Monday, October 6, 2008

A Tale of Two Parties

Recently I was invited to attend two 40th birthday parties on the same night. Having celebrated a 40th birthday myself, I didn’t want to miss either event—so I double-booked. People need all the support they can get when they hit 40.

The first party was being hosted by a guy who had found much success in Charlotte. He lived in a gated community in a beautiful home. The party was being catered and he’d hired a DJ and a bartender to mix drinks. As we arrived at the house, my friend mentioned that we were NOT supposed to talk about anything “gay” once we got inside. Since this person was one of the most obviously gay men I could think of (and he had personally hit on me one night—confirming what I already knew), I assumed my friend was kidding. He assured me he was serious. This man was not openly gay.

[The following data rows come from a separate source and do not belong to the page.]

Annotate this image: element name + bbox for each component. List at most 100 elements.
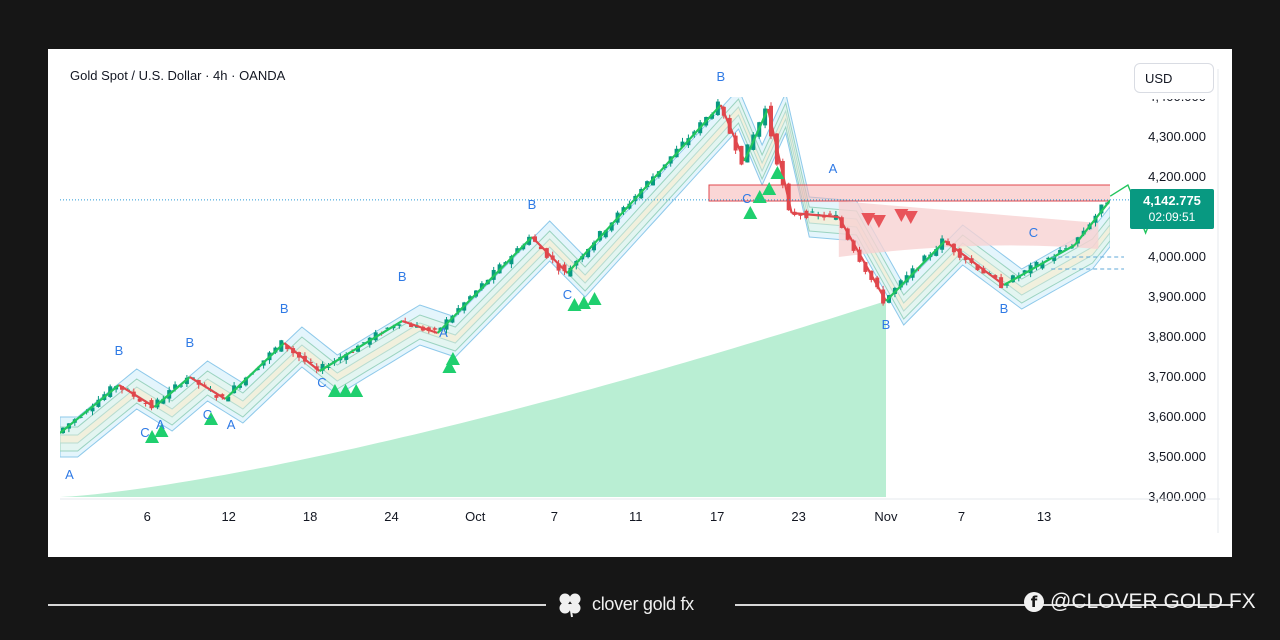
wave-label-b: B	[882, 317, 891, 332]
candle-body	[468, 296, 473, 300]
zigzag-segment	[319, 320, 403, 372]
plot-area	[60, 97, 1110, 497]
candle-body	[1058, 249, 1063, 254]
resistance-zone	[708, 184, 1110, 202]
zigzag-segment	[153, 376, 191, 408]
candle-body	[934, 249, 939, 256]
wave-label-c: C	[1029, 225, 1038, 240]
zigzag-segment	[885, 240, 946, 302]
bull-signal-triangle	[145, 430, 160, 443]
candle-body	[875, 277, 880, 288]
candle-body	[828, 213, 832, 215]
candle-body	[90, 407, 95, 412]
zigzag-segment	[1073, 199, 1110, 246]
channel-inner	[60, 106, 1110, 444]
wave-label-a: A	[156, 417, 165, 432]
candle-body	[184, 377, 189, 385]
wave-label-b: B	[1000, 301, 1009, 316]
zigzag-segment	[283, 342, 321, 372]
candle-body	[556, 263, 561, 271]
candle-body	[214, 395, 219, 398]
candle-body	[479, 283, 484, 289]
brand: clover gold fx	[556, 590, 694, 618]
wave-label-b: B	[528, 197, 537, 212]
bear-signal-triangle	[903, 211, 918, 224]
bull-signal-triangle	[442, 360, 457, 373]
zigzag-segment	[60, 384, 120, 434]
candle-body	[397, 324, 402, 326]
x-tick-label: 11	[629, 509, 643, 524]
candle-body	[710, 114, 714, 119]
candle-body	[538, 246, 543, 250]
zigzag-segment	[401, 319, 438, 335]
x-tick-label: 12	[221, 509, 235, 524]
candle-body	[1052, 256, 1057, 261]
candle-body	[603, 230, 608, 238]
candle-body	[597, 231, 602, 241]
bull-signal-triangle	[770, 166, 785, 179]
wave-label-b: B	[185, 335, 194, 350]
bull-signal-triangle	[743, 206, 758, 219]
candle-body	[1046, 257, 1051, 260]
zigzag-segment	[436, 236, 533, 334]
candle-body	[143, 402, 148, 404]
wave-label-b: B	[716, 69, 725, 84]
candle-body	[509, 256, 514, 265]
x-tick-label: 17	[710, 509, 724, 524]
candle-body	[562, 264, 567, 272]
social-handle[interactable]: f @CLOVER GOLD FX	[1024, 588, 1256, 616]
wave-label-c: C	[140, 425, 149, 440]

We entered the party and were greeted by our host. He gave us a quick tour of his home, calling our attention to his walk-in closet with designer suits and hand-made scarves from Scotland (!), his master bedroom with the canopy bed (!!), and the dessert table loaded with pastries that he had made himself after finishing his Pastry Cooking Class (!!!). Each announcement was met with stifled praise and sidelong glances. It was like fireworks were going off and nobody would admit it was the Fourth of July.

The most uncomfortable moment came when someone suggested they have a Roast for the birthday boy. When volunteers were asked to step forward and tell stories, nobody would do it. Nobody seemed to know what was safe to tease him about. After an uncomfortable silence, the DJ mercifully started the music again and people just turned back to their conversations. My friend & I decided that was a good time to leave.

The second party was being hosted by a lesbian friend of ours and her partner. She was a poetess who had worked as a sign language interpreter to put her girlfriend through Culinary School. Now that her girlfriend was working, she was paying for the poetess to go back to school. Money was very tight, but what they lacked in financial support was more than compensated for with emotional support. There were no caterers, DJs or bartenders at the party. In honor of the poetess’ 40th birthday, there was a big washtub with 40 ounce beers on ice. Music was provided by a mix tape made by one of their friends. The place was packed, though, and everyone was laughing. Their tiny house was filled to capacity so the party had spilled out into the back yard. Young, old, gay, straight, black, white, latino, abled & disabled attendees were there to toast their friend. It was a perfect celebration.

I’m sure as you’re reading this, you are thinking that this is YET ANOTHER plea for people to come out of the closet and pursue their own happiness. That’s definitely part of it. The lesson I took away from this evening, though, expands upon that idea. The choices you make as an individual are going to affect the people around you. If people are truly your friends, they will want you to be happy. If you aren’t able to name that happiness and your desire to pursue it, then how can your friends support you? You have to pick up that baton and lead your friends in the parade. When you aren’t true to yourself, you not only screw up your own life—you ruin the party for everyone else.